How-to: Analyze Fantasy Sports using Apache Spark and SQL
As part of the drumbeat for Spark Summit West in San Francisco (June 6-8), learn how analyzing stats from professional sports leagues is an instructive use case for data analytics using Apache Spark with SQL.
In the United States, many diehard sports fans morph into amateur statisticians to get an edge over the competition in their fantasy sports leagues. Depending on one’s technical chops, this “edge” is usually no more sophisticated than simple spreadsheet analysis, but some particularly intense people go to the extent of creating their own player rankings and projection systems. Online tools can provide similar capabilities, but it’s not often transparent where the numbers come from.
Although the data involved is not large in volume, the types of data processing, data analytics, and machine-learning techniques used in this area are common to many Apache Hadoop use cases. So, fantasy sports analytics provides a good (and fun) use case for exploring the Hadoop ecosystem.
Apache Spark is a natural fit in this environment. As a data processing platform with embedded SQL and machine-learning capabilities, Spark gives programmatic access to data while still providing an easy SQL access point and simple APIs to churn through the data. Users can write code in Python, Java, or Scala, and then use Apache Hive, Apache Impala (incubating), or even Cloudera Search (Apache Solr) for exploratory analysis.
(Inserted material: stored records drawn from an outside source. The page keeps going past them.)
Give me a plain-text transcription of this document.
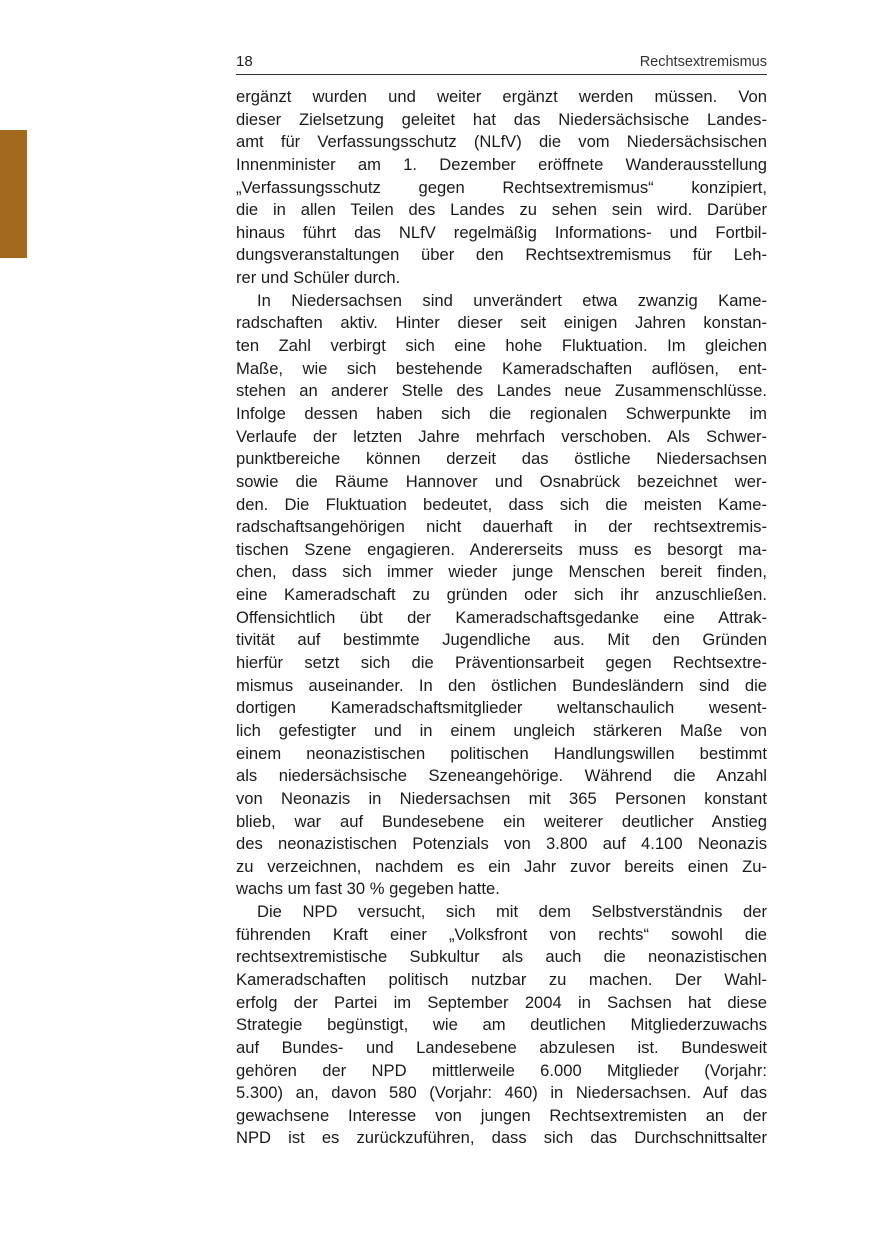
18	Rechtsextremismus
ergänzt wurden und weiter ergänzt werden müssen. Von
dieser Zielsetzung geleitet hat das Niedersächsische Landes-
amt für Verfassungsschutz (NLfV) die vom Niedersächsischen
Innenminister am 1. Dezember eröffnete Wanderausstellung
„Verfassungsschutz gegen Rechtsextremismus“ konzipiert,
die in allen Teilen des Landes zu sehen sein wird. Darüber
hinaus führt das NLfV regelmäßig Informations- und Fortbil-
dungsveranstaltungen über den Rechtsextremismus für Leh-
rer und Schüler durch.
In Niedersachsen sind unverändert etwa zwanzig Kame-
radschaften aktiv. Hinter dieser seit einigen Jahren konstan-
ten Zahl verbirgt sich eine hohe Fluktuation. Im gleichen
Maße, wie sich bestehende Kameradschaften auflösen, ent-
stehen an anderer Stelle des Landes neue Zusammenschlüsse.
Infolge dessen haben sich die regionalen Schwerpunkte im
Verlaufe der letzten Jahre mehrfach verschoben. Als Schwer-
punktbereiche können derzeit das östliche Niedersachsen
sowie die Räume Hannover und Osnabrück bezeichnet wer-
den. Die Fluktuation bedeutet, dass sich die meisten Kame-
radschaftsangehörigen nicht dauerhaft in der rechtsextremis-
tischen Szene engagieren. Andererseits muss es besorgt ma-
chen, dass sich immer wieder junge Menschen bereit finden,
eine Kameradschaft zu gründen oder sich ihr anzuschließen.
Offensichtlich übt der Kameradschaftsgedanke eine Attrak-
tivität auf bestimmte Jugendliche aus. Mit den Gründen
hierfür setzt sich die Präventionsarbeit gegen Rechtsextre-
mismus auseinander. In den östlichen Bundesländern sind die
dortigen Kameradschaftsmitglieder weltanschaulich wesent-
lich gefestigter und in einem ungleich stärkeren Maße von
einem neonazistischen politischen Handlungswillen bestimmt
als niedersächsische Szeneangehörige. Während die Anzahl
von Neonazis in Niedersachsen mit 365 Personen konstant
blieb, war auf Bundesebene ein weiterer deutlicher Anstieg
des neonazistischen Potenzials von 3.800 auf 4.100 Neonazis
zu verzeichnen, nachdem es ein Jahr zuvor bereits einen Zu-
wachs um fast 30 % gegeben hatte.
Die NPD versucht, sich mit dem Selbstverständnis der
führenden Kraft einer „Volksfront von rechts“ sowohl die
rechtsextremistische Subkultur als auch die neonazistischen
Kameradschaften politisch nutzbar zu machen. Der Wahl-
erfolg der Partei im September 2004 in Sachsen hat diese
Strategie begünstigt, wie am deutlichen Mitgliederzuwachs
auf Bundes- und Landesebene abzulesen ist. Bundesweit
gehören der NPD mittlerweile 6.000 Mitglieder (Vorjahr:
5.300) an, davon 580 (Vorjahr: 460) in Niedersachsen. Auf das
gewachsene Interesse von jungen Rechtsextremisten an der
NPD ist es zurückzuführen, dass sich das Durchschnittsalter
In this two-part series, I’ll walk you through a common big data workflow: using Spark and Spark SQL for ETL and complex data processing, all while using fantasy NBA basketball as a contextual backdrop. In particular, we’ll do a lot of data processing and then determine who our system says was the best player in 2015-16 NBA season. (If it is anyone other than Stephen Curry, we’ll need to go back to the drawing board.) For those of you who follow professional sports other than basketball (or don’t follow sports at all), don’t pay too much attention to the subject area itself because the dataset patterns involved are highly similar to those involving other sports as well as real use cases.
All of the code (Scala) in this blog can be found over at GitHub.
Data Processing: Setup
We begin by grabbing our data from Basketball-Reference.com, which allows us to export season-based statistics by year as CSV files. We’ll grab data from the current season all the way back to the 1979-1980 season, which is when the NBA adopted the three-point shot. (Prior to the merger of the ABA and NBA in 1976, the three-point shot was used in the ABA but not the NBA. Blocks and steals are also not available for all historic seasons. Starting from the 1979-1980 season gives us the same information to use on all seasons.) This gives us 26 full seasons of data to use for our analysis. We note that the CSV files have some missing data, repeated headers, and so on, which we will have to account for and scrub out during our data processing. (No dataset is perfect!)